The range of minus-21 to plus-23 break points is a decent representation of how extreme break point luck can be. Since 2009, only four players have posted single-season numbers above +23, including the most extreme BPOE of +34, accumulated by Damir Dzumhur in 2017. (Dzumhur was hit hard by the ensuing reverse in fortune: His 2017 tour-level record was 37-24, but in 2018, when his BPOE fell to a still-lucky +8, his record dropped to 25-31.) At the opposite extreme, Dominic Thiem suffered from a tally of 28 break points below expectations in 2015. A year later, he bounced back to minus-5, and his ranking improved from 19th to 9th. Despite the roller-coaster descents and climbs of Dzumhur and Thiem, the range of the break-point-luck effect appears to be about five wins, from about minus-2 wins at the low end to plus-3 for the players most favored by fortune.

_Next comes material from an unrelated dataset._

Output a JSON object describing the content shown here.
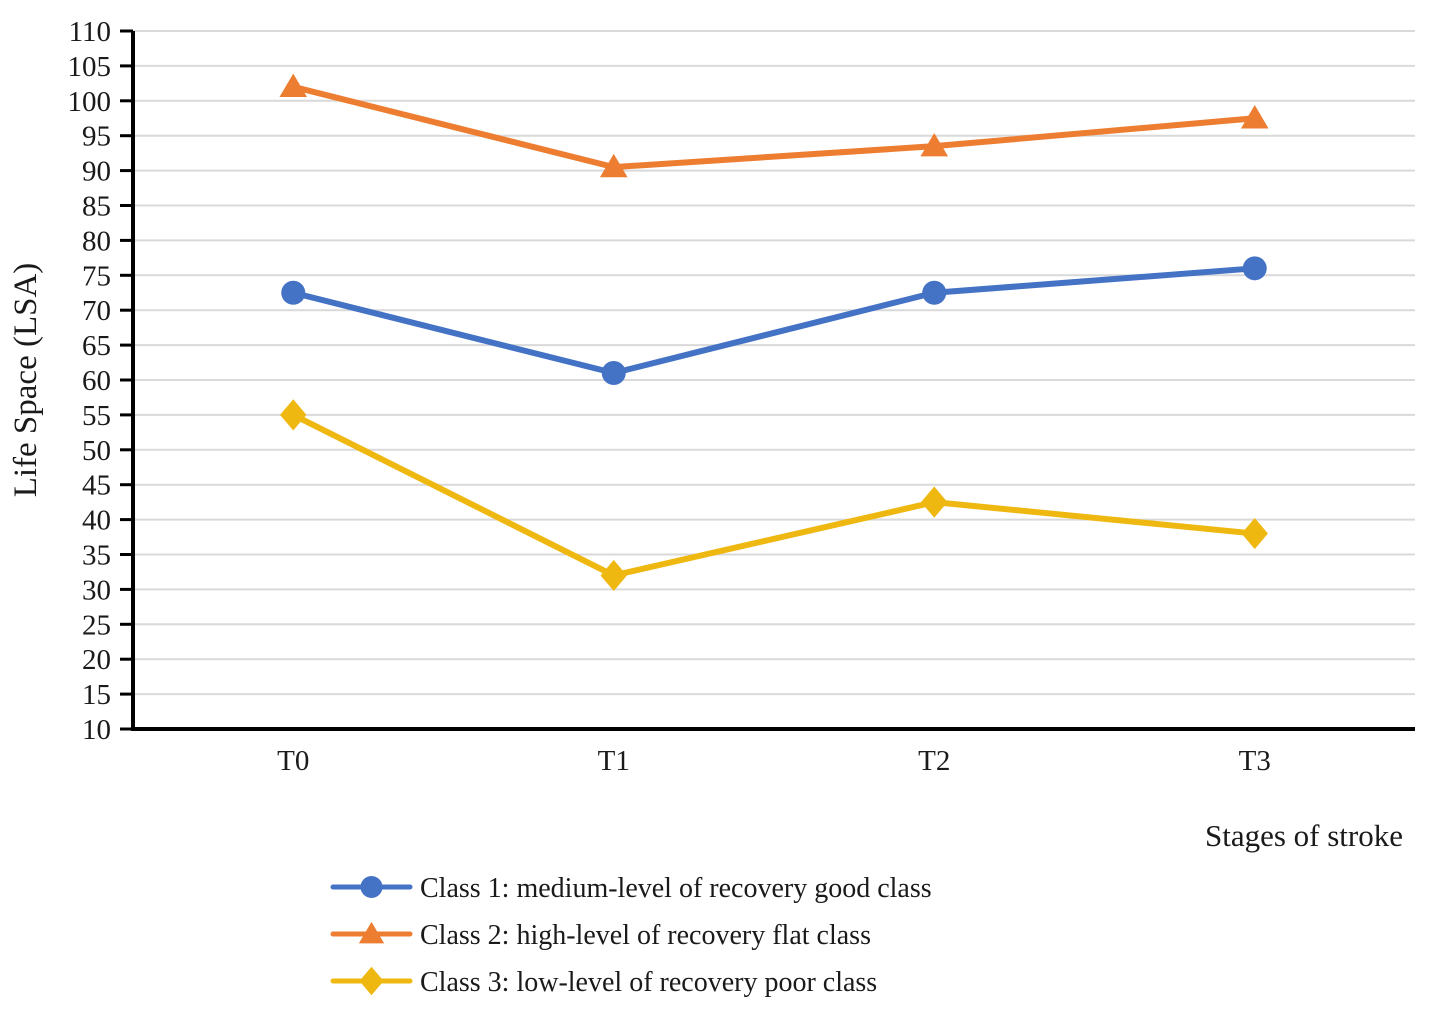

For most players in most seasons, however, break point luck is little more than a rouding error. And while it’s easy to get sucked into the measurements I’ve laid out, that’s the most important point of all: Just like there’s no special tiebreak factor, there’s no reason to think that certain players are somehow better at break points than others. The better a player’s return game, the more break points he’ll convert. Anything beyond that will eventually regress to the mean. And for players with extremely strong or weak break point performances, that regression is likely to have effects that extend to the overall won-loss record, ranking, and beyond.